Background: Most lung cancer patients receive systemic chemotherapy at an advanced stage disease. Cisplatin-based chemotherapy is the main regimen for treating advanced lung cancer. Recently, autophagy has become an important mechanism of cellular adaptation under starvation or cell oxidative stress. The purpose of this study was to determine whether or not autophagy can occurred in cisplatin-treated lung cancer cells. Methods: H460 cells were incubated with RPMI 1640 and treated in 5 μM or 20 μM cisplatin concentrations at specific time intervals. Cells surviving cisplatin treatment were measured and compared using an MTT cell viability assay to cells that underwent apoptosis with autophagy by nuclear staining, apoptotic or autophagic related proteins, and autophagic vacuoles. The development of acidic vascular organelles was using acridine orange staining and fluorescent expression of GFP-LC3 protein in its transfected cells was observed to evaluate autophagy.
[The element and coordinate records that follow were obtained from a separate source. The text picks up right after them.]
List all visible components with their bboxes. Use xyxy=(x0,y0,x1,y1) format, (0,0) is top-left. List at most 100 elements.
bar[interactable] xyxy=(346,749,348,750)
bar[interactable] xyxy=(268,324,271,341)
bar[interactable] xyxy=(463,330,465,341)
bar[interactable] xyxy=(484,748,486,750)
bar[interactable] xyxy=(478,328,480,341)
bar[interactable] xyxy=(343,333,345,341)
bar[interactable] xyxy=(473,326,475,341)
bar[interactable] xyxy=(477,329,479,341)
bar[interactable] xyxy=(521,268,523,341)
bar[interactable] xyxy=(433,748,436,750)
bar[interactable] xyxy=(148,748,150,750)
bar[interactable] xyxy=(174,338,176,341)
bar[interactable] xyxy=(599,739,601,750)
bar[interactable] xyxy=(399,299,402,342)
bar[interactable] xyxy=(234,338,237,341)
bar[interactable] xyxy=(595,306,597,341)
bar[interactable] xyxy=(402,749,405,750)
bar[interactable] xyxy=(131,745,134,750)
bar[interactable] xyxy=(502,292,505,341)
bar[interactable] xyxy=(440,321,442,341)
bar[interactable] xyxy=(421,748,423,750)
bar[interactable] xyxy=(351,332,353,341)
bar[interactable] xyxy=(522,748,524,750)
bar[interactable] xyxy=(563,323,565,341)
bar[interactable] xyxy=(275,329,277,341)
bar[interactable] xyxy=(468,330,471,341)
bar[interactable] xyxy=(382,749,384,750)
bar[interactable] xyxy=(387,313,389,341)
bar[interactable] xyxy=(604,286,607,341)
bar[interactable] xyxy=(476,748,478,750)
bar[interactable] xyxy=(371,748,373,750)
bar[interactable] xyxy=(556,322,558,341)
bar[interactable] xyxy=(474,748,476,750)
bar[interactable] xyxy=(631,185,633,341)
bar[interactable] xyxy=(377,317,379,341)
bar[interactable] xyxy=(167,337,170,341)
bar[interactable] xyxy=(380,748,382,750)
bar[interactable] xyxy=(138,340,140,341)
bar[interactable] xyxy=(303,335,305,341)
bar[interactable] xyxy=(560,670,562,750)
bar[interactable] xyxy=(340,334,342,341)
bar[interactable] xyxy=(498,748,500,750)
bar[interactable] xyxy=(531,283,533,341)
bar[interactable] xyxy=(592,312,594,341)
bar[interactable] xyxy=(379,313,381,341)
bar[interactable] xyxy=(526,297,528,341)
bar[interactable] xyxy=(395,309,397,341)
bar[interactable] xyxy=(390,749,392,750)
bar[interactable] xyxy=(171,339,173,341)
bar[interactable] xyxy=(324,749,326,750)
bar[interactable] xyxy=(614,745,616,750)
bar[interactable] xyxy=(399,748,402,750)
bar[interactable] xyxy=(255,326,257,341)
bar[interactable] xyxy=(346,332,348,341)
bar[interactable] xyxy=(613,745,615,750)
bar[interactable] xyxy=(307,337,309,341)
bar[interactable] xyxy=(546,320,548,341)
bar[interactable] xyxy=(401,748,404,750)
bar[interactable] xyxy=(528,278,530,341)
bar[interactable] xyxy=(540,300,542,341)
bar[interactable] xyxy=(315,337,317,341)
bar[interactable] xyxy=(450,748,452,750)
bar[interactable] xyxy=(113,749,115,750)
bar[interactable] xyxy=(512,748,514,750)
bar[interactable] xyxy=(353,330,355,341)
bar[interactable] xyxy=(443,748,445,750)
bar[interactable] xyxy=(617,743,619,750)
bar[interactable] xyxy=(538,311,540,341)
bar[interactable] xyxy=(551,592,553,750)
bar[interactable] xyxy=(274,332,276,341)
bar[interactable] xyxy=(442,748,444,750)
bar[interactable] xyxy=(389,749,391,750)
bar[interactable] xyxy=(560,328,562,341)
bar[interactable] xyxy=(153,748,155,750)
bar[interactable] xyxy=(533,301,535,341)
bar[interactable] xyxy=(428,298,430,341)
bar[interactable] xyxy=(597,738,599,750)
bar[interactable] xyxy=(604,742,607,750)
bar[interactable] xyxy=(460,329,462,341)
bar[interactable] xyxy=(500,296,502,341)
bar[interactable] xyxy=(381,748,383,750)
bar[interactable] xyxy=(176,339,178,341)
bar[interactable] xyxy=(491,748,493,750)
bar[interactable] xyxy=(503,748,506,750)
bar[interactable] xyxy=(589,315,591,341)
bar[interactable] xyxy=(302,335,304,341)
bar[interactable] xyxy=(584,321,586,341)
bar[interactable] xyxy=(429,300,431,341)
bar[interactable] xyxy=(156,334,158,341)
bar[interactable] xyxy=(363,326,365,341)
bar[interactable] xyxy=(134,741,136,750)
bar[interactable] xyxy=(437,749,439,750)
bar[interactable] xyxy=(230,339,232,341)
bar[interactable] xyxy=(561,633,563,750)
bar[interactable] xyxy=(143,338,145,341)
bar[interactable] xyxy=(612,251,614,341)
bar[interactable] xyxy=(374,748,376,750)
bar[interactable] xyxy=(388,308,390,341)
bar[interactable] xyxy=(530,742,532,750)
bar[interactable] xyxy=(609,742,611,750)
Results: Lung cancer cells treated with 5 μM cisplatin-treated were less sensitive to cell death than 20 μM cisplatin-treated cells in a time-dependent manner. Nuclear fragmentation at 5 μM was not detected, even though it was discovered at 20 μM. Poly (ADP-ribose) polymerase cleavages were not detected in 5 μM within 24 hours. Massive vacuolization in the cytoplasm of 5 μM treated cells were observed. Acridine orange stain-positive cells was increased according in time-dependence manner. The autophagosome-incorporated LC3 II protein expression was increased in 5 μM treated cells, but was not detected in 20 μM treated cells. The expression of GFP-LC3 were increased in 5 μM treated cells in a time-dependent manner. Conclusion: The induction of autophagy occurred in 5 μM dose of cisplatin-treated lung cancer cells.